Am Samstagabend endete der Gipfel der drei arabischen Staaten Ägypten, Saudi-Arabien und Syrien in dem ägyptischen Urlaubsort Scharm al-Scheich. Die drei Staatsführer erklärten, dass die saudische Initiative für eine Friedenslösung im Nahen Osten Basis der weiteren Verhandlungen sein solle. Die Initiative sieht den kompletten israelischen Abzug aus den Palästinensergebieten im Gegenzug für diplomatische Beziehungen mit den arabischen Staaten vor.
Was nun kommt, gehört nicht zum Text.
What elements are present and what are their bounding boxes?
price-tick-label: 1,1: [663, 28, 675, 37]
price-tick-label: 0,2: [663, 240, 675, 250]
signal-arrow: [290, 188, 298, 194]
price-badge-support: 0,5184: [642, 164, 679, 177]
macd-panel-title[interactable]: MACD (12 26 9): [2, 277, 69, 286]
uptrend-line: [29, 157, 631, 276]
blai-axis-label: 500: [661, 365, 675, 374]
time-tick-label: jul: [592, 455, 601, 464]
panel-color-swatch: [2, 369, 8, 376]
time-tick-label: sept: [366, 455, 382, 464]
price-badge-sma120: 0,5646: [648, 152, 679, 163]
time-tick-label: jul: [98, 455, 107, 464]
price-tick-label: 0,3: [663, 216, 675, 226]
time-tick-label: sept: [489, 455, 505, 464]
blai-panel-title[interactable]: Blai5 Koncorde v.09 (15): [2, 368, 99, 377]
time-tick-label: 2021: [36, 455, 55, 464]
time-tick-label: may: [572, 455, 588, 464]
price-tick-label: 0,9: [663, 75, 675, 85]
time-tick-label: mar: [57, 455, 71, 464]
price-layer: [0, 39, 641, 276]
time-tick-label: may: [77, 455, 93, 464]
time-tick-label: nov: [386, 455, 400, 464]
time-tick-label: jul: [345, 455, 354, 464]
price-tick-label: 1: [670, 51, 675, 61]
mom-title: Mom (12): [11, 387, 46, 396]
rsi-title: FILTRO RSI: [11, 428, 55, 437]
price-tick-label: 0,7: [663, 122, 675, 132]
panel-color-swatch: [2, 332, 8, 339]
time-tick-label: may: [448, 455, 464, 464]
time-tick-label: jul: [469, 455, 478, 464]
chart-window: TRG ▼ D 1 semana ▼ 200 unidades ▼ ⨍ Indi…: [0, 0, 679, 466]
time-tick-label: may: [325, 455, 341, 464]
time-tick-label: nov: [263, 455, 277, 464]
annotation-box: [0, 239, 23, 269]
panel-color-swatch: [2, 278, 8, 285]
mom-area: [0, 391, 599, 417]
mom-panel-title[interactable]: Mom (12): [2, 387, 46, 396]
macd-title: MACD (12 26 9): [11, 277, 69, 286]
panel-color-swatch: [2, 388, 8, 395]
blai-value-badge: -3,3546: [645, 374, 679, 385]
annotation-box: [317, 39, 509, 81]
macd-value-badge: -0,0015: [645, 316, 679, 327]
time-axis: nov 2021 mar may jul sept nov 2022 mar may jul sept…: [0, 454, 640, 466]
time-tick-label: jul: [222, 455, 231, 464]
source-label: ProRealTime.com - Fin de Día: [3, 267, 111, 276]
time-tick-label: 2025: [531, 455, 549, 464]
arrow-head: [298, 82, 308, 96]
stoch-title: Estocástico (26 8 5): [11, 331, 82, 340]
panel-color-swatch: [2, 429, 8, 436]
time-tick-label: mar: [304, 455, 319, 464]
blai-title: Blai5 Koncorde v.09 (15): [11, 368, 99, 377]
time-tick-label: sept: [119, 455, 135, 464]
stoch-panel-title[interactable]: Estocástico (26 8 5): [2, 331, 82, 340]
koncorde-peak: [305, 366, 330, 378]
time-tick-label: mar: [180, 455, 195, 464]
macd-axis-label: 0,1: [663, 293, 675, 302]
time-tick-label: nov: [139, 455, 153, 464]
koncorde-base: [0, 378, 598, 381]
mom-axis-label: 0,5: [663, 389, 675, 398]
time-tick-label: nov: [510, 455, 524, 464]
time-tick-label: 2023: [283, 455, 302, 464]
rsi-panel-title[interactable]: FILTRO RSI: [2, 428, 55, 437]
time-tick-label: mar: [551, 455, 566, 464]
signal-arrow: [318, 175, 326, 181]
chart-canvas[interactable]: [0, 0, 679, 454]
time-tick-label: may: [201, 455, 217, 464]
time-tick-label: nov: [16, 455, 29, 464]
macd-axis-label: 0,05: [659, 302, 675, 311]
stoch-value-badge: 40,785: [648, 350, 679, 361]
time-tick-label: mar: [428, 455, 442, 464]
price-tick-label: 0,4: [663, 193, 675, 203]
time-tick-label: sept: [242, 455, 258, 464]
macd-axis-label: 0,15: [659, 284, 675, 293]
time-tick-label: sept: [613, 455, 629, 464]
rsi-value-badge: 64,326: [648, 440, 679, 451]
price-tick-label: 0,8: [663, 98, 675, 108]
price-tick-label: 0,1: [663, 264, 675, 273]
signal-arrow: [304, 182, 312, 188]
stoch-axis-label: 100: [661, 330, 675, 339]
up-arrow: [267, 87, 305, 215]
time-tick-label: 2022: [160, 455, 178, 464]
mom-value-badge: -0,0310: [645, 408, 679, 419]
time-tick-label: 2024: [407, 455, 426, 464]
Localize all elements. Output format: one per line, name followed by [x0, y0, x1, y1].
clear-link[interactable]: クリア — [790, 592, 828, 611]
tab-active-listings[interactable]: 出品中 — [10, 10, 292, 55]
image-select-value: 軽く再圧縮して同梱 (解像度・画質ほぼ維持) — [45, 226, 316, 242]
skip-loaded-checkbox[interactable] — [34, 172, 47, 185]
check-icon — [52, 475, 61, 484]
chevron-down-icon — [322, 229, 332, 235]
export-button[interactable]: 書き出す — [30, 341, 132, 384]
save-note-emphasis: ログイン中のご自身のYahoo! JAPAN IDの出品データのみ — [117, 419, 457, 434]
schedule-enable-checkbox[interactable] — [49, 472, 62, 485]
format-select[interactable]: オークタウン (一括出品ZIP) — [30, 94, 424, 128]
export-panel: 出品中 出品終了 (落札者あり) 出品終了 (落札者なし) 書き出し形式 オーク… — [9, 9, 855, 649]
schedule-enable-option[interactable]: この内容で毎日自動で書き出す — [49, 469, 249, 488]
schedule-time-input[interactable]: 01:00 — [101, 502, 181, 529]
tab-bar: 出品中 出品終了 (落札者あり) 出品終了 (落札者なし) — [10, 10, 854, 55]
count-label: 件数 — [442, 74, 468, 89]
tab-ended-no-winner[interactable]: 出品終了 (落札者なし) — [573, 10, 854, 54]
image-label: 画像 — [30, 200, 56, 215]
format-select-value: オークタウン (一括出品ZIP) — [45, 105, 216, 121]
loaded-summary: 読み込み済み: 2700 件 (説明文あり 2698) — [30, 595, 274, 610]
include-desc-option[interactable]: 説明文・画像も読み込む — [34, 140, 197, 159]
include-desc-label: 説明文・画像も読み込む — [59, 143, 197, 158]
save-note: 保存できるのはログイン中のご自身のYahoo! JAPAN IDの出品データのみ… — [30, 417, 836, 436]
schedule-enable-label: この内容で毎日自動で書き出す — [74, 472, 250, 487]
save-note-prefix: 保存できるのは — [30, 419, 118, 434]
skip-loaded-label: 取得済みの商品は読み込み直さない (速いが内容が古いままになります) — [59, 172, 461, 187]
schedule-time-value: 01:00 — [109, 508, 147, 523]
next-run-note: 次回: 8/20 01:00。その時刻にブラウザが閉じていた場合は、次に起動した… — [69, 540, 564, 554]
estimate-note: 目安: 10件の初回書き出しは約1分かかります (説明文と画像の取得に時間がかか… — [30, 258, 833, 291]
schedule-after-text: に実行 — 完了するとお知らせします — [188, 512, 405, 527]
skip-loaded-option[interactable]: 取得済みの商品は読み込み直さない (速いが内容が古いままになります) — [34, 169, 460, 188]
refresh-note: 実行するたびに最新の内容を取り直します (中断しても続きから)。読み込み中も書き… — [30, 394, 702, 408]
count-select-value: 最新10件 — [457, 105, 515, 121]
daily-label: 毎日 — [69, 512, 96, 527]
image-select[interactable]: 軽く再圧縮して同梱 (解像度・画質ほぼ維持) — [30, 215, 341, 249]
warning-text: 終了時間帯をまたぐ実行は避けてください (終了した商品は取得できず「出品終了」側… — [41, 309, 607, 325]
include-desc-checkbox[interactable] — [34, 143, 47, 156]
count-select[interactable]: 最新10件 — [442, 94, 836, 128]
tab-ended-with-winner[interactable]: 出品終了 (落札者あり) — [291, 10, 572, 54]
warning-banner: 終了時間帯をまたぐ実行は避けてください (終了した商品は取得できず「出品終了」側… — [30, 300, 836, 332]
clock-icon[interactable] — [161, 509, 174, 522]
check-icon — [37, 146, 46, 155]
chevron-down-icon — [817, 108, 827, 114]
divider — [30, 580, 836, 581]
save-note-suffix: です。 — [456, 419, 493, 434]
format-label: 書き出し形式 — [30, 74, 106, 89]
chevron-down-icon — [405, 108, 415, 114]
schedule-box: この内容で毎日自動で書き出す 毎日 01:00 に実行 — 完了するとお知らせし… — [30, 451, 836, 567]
Die palästinensische Führung begrüßte das Ergebnis der Konferenz. „Unser Präsident (Jassir Arafat) hat schon vor dem Gipfel sehr klar gemacht, dass wir jeden Angriff im 67er-Gebiet (Israel) vor allem gegen Zivilisten ablehnen“, sagte der palästinensische Minister Saeb Erikat auf telefonische Anfrage. Dennoch sei es „sehr schwer“, grundlegende Regierungsentscheidungen zu treffen. Das palästinensische Kabinett habe sich zum letzten Mal vor zehn Tagen versammelt. „Die Israelis lassen die Minister aus Gaza und mich derzeit nicht nach Ramallah einreisen“, meinte Erikat.

Im Gaza-Streifen war am Morgen ein jüdischer Siedler von einem seiner palästinensischen Arbeiter ermordet worden. Israels Außenminister Schimon Peres drängte unterdessen auf eine schnelle Einberufung des geplanten Nahost-Gipfels. „Jeder Aufschub kann neuen Terror bedeuten“, meinte Peres und schlug vor, die Konferenz noch im Juni stattfinden zu lassen. Der Außenminister signalisierte, dass es „kein Problem“ für ihn sei, wenn Arafat die Palästinenser vertreten würde. Der Zentralrat des Likud kam am Nachmittag zusammen, um über einen Palästinenserstaat zu beraten. Vor dem Kabinett erklärte der Premier, dass es nicht um das Für und Wider eines palästinensischen Staates ginge, sondern „um Reformen und das Ende des Terrors“.